Толпа стала выкрикивать свои обиды и горести. Ротмистр был бледен. Выслушал. Закурил папироску. Толпа смолкла.
— Вот что, ребята. Если хотите жить со мной в мире, давайте по-хорошему.
— Вот, вот! — встряхивая локтями, почесываясь, закричала толпа. — Мы за этим и пришли к тебе. По-хорошему чтоб, по-божески, как его…

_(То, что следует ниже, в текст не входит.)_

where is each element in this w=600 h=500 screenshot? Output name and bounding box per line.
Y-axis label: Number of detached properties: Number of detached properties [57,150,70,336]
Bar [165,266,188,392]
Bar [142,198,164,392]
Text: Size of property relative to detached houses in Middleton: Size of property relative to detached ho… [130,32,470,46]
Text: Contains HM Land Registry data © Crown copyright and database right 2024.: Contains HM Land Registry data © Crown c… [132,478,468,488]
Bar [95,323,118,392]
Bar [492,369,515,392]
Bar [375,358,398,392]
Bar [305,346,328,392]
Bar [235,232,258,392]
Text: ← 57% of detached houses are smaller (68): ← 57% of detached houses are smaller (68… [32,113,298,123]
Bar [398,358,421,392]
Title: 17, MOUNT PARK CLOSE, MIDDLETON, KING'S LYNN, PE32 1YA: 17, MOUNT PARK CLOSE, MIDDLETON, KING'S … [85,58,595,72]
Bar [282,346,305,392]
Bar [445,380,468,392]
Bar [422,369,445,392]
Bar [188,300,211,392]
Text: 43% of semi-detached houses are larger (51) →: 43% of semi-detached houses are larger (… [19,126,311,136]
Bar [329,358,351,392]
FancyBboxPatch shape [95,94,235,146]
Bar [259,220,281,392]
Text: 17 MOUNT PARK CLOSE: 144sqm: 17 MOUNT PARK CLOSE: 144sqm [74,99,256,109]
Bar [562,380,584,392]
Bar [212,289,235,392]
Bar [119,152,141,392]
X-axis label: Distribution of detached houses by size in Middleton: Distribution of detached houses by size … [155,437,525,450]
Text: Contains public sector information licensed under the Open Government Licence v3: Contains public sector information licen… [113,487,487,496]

— Ребята! Знайте, что я облечен начальником губернии большой властью. У меня вооруженная сила. Но я, ребята, применять ее, конечно, не буду. Я, ребята, поверьте, люблю вас, как своих детей… — брезгливо поморщился ротмистр. — Но если, понимаете, ребята? Если вы, сволочи, будете продолжать смуту, я буду вынужден…
— Какую смуту? Что ты! мы смирные… А только — Ездакова долой! Иначе мы ему башку оторвем! Мы не буяны… Мы… Освободи выборных наших… И мы пойдем домой.
— Не могу. Освобожу после!.. — резко крикнул ротмистр, дернул левым плечом и захлопнул окно.
Быстро пересекли дорогу офицеры. Старший, толстяк Усачев, запыхтев, скомандовал:
— Солдаты, во двор! Стройся! Взять ружья! Через минуту перед домом — пусто. Рабочие удалялись с поспешностью. Валялся в пыли чей-то красный кисет и три раздавленные каблуками лягушки.
Ночью аресты. Замели четверых крикунов. Ротмистр послал губернатору шифрованную депешу.
Прохор Петрович меж тем производил полугодичный подсчет оборотам. Баланс показывал прибыль. Прохор Петрович любил работать до упаду, взасос.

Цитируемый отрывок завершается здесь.